07 December 2018 | Justice
The home loan contract would then be extended by six months, but would provide some leeway for the owner to come up with a plan.
Banks should also be compelled to educate their customers on the consequences of non-payment. These are some of the suggestions made by the justice ministry to protect people against losing their houses “through shady deals and unfair court processes”.
“The result of this is that people, often those who are most vulnerable in society, lose their homes without understanding the process that was followed or without any opportunity to request further particulars,” the ministry says in a document that formed part of a consultative meeting on amendments to the High Court Act of 1990 and the Magistrate's Court Act of 1944. It says the right to adequate housing is a recognised human right that falls within the sphere of economic, social and cultural rights.
The document states that in 2014, the High Court rules were amended and provide for judicial oversight in the sale in execution of people's homes.
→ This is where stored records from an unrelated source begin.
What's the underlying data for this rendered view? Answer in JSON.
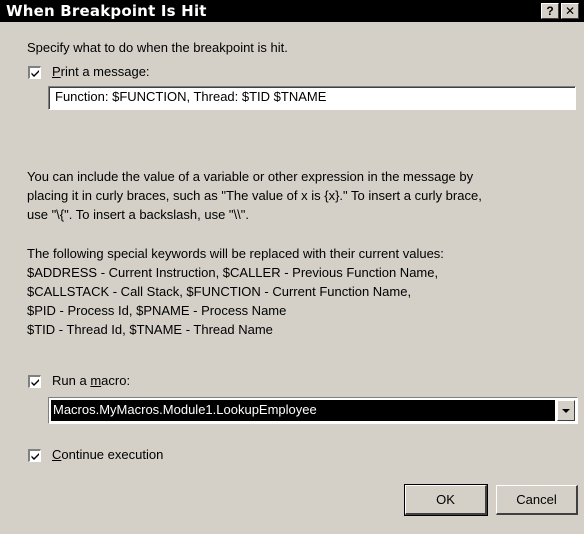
{
  "window": {
    "title": "When Breakpoint Is Hit",
    "help_glyph": "?",
    "close_glyph": "✕"
  },
  "intro": "Specify what to do when the breakpoint is hit.",
  "print_message": {
    "checked": true,
    "label_pre": "",
    "label_accel": "P",
    "label_post": "rint a message:",
    "value": "Function: $FUNCTION, Thread: $TID $TNAME"
  },
  "help": {
    "para1": [
      "You can include the value of a variable or other expression in the message by",
      "placing it in curly braces, such as \"The value of x is {x}.\" To insert a curly brace,",
      "use \"\\{\". To insert a backslash, use \"\\\\\"."
    ],
    "para2": [
      "The following special keywords will be replaced with their current values:",
      "$ADDRESS - Current Instruction, $CALLER - Previous Function Name,",
      "$CALLSTACK - Call Stack, $FUNCTION - Current Function Name,",
      "$PID - Process Id, $PNAME - Process Name",
      "$TID - Thread Id, $TNAME - Thread Name"
    ]
  },
  "run_macro": {
    "checked": true,
    "label_pre": "Run a ",
    "label_accel": "m",
    "label_post": "acro:",
    "selected": "Macros.MyMacros.Module1.LookupEmployee"
  },
  "continue_execution": {
    "checked": true,
    "label_pre": "",
    "label_accel": "C",
    "label_post": "ontinue execution"
  },
  "buttons": {
    "ok": "OK",
    "cancel": "Cancel"
  }
}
The current magistrate's court rules do not have a similar provision and therefore allow warrants of execution to be issued by the clerk of the court. The magistrate's court rules should thus be amended to bring them in line with those of the High Court.
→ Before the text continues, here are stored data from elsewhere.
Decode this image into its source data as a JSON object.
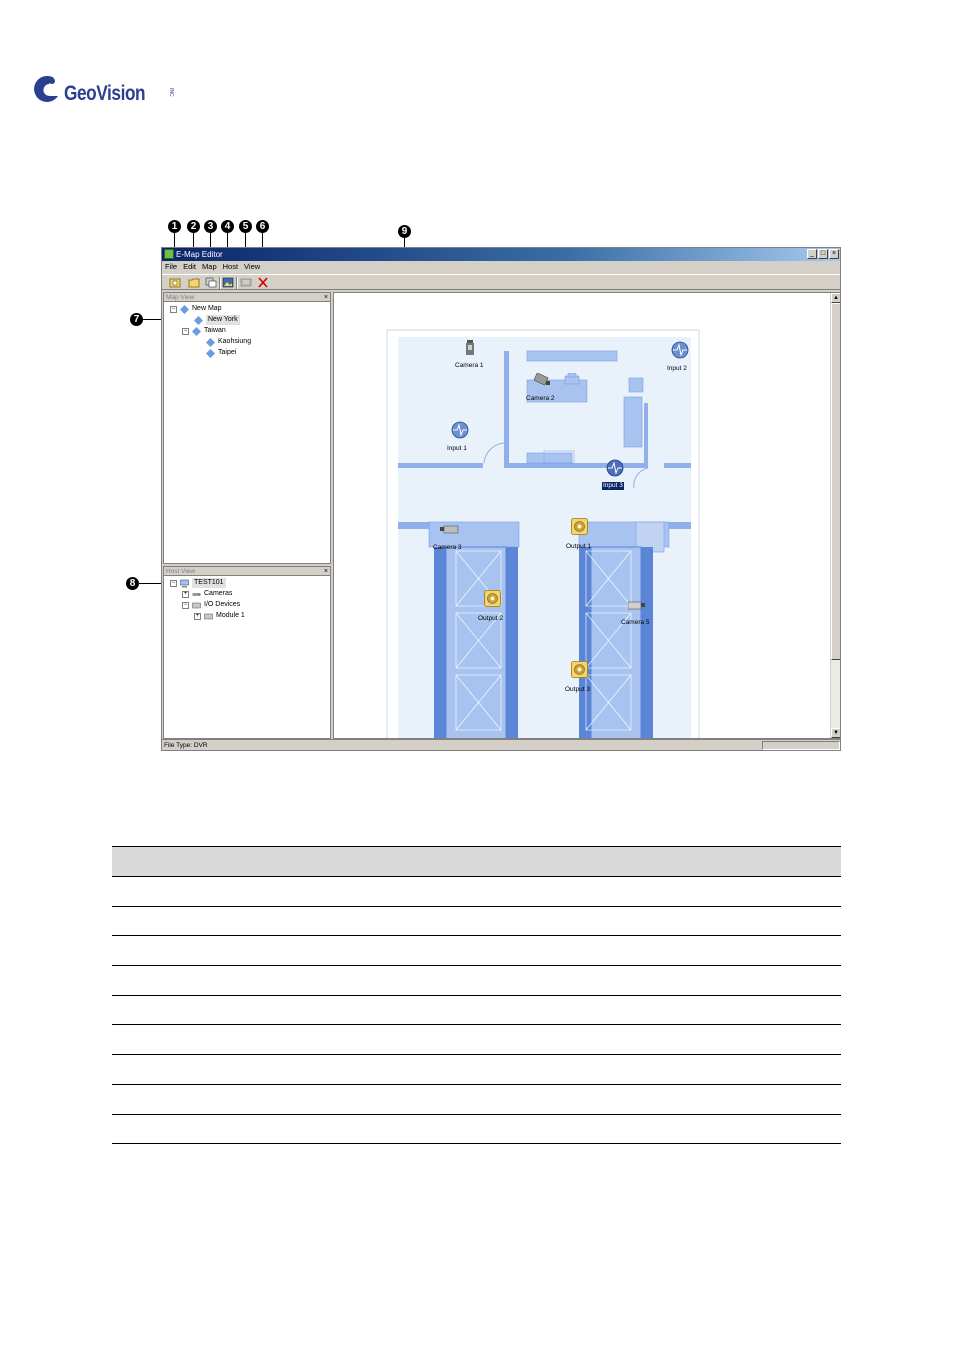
{
  "logo": {
    "name": "GeoVision",
    "mark": "INC"
  },
  "callouts": [
    "1",
    "2",
    "3",
    "4",
    "5",
    "6",
    "7",
    "8",
    "9"
  ],
  "window": {
    "title": "E-Map Editor",
    "buttons": {
      "minimize": "_",
      "maximize": "□",
      "close": "×"
    }
  },
  "menu": [
    "File",
    "Edit",
    "Map",
    "Host",
    "View"
  ],
  "map_view_panel": {
    "title": "Map View",
    "close": "×",
    "tree": [
      "New Map",
      "New York",
      "Taiwan",
      "Kaohsiung",
      "Taipei"
    ]
  },
  "host_view_panel": {
    "title": "Host View",
    "close": "×",
    "tree": [
      "TEST101",
      "Cameras",
      "I/O Devices",
      "Module 1"
    ]
  },
  "status": {
    "file_type": "File Type: DVR"
  },
  "map_labels": {
    "camera1": "Camera 1",
    "camera2": "Camera 2",
    "camera3": "Camera 3",
    "camera5": "Camera 5",
    "input1": "Input 1",
    "input2": "Input 2",
    "input3": "Input 3",
    "output1": "Output 1",
    "output2": "Output 2",
    "output3": "Output 3"
  },
  "colors": {
    "floor": "#e9f2fb",
    "wall": "#8fb0ea",
    "furniture": "#a8c3f0",
    "dark_blue": "#5b86d8",
    "titlebar": "#0a246a"
  },
  "table": {
    "rows": 9
  }
}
“The High Court rules have proven to be effective, but a floodgate situation has been caused in the magistrate's courts, where the rule has not been amended yet. The High Court was in the meantime declared ultra vires by the Supreme Court,” it reads.
The proposed solutions include that the High Court Act be amended to create “a substantive provision for the creation of a substantive rule in the format of Rule 108(1) (a) and (b) of the Rules of the High Court”.
The Magistrate's Court Act of 1932, as amended, should also be amended to create a substantive rule similar to the High Court one.
Another proposal is that the Law Society of Namibia, and perhaps the Deeds Office, should be asked to introduce additional measures when property transfers take place between family members, “or where the transfer takes place within a short span of time with a significant increase in price”.
“These institutions should be involved especially where transfers take place simultaneously (on the same day). It is further suggested that these sales be subjected to additional tax burdens in order to avoid exploitation.”
In his opening remarks at the consultative meeting, justice minister Sacky Shanghala said where an immovable property is the primary home of the judgment debtor, a court may not declare such an immovable property excecutionable unless the execution debtor has been informed of an intended application to have the property declared excecutionable and the debtor has been informed to provide reasons why this should not happen.
“During this discussion we must consider what would be the most effective and deterrent action against illegal sales in execution. We will also consider the effect of the other suggested amendments and how the ministry can contribute to educating leaders,” Shanghala added.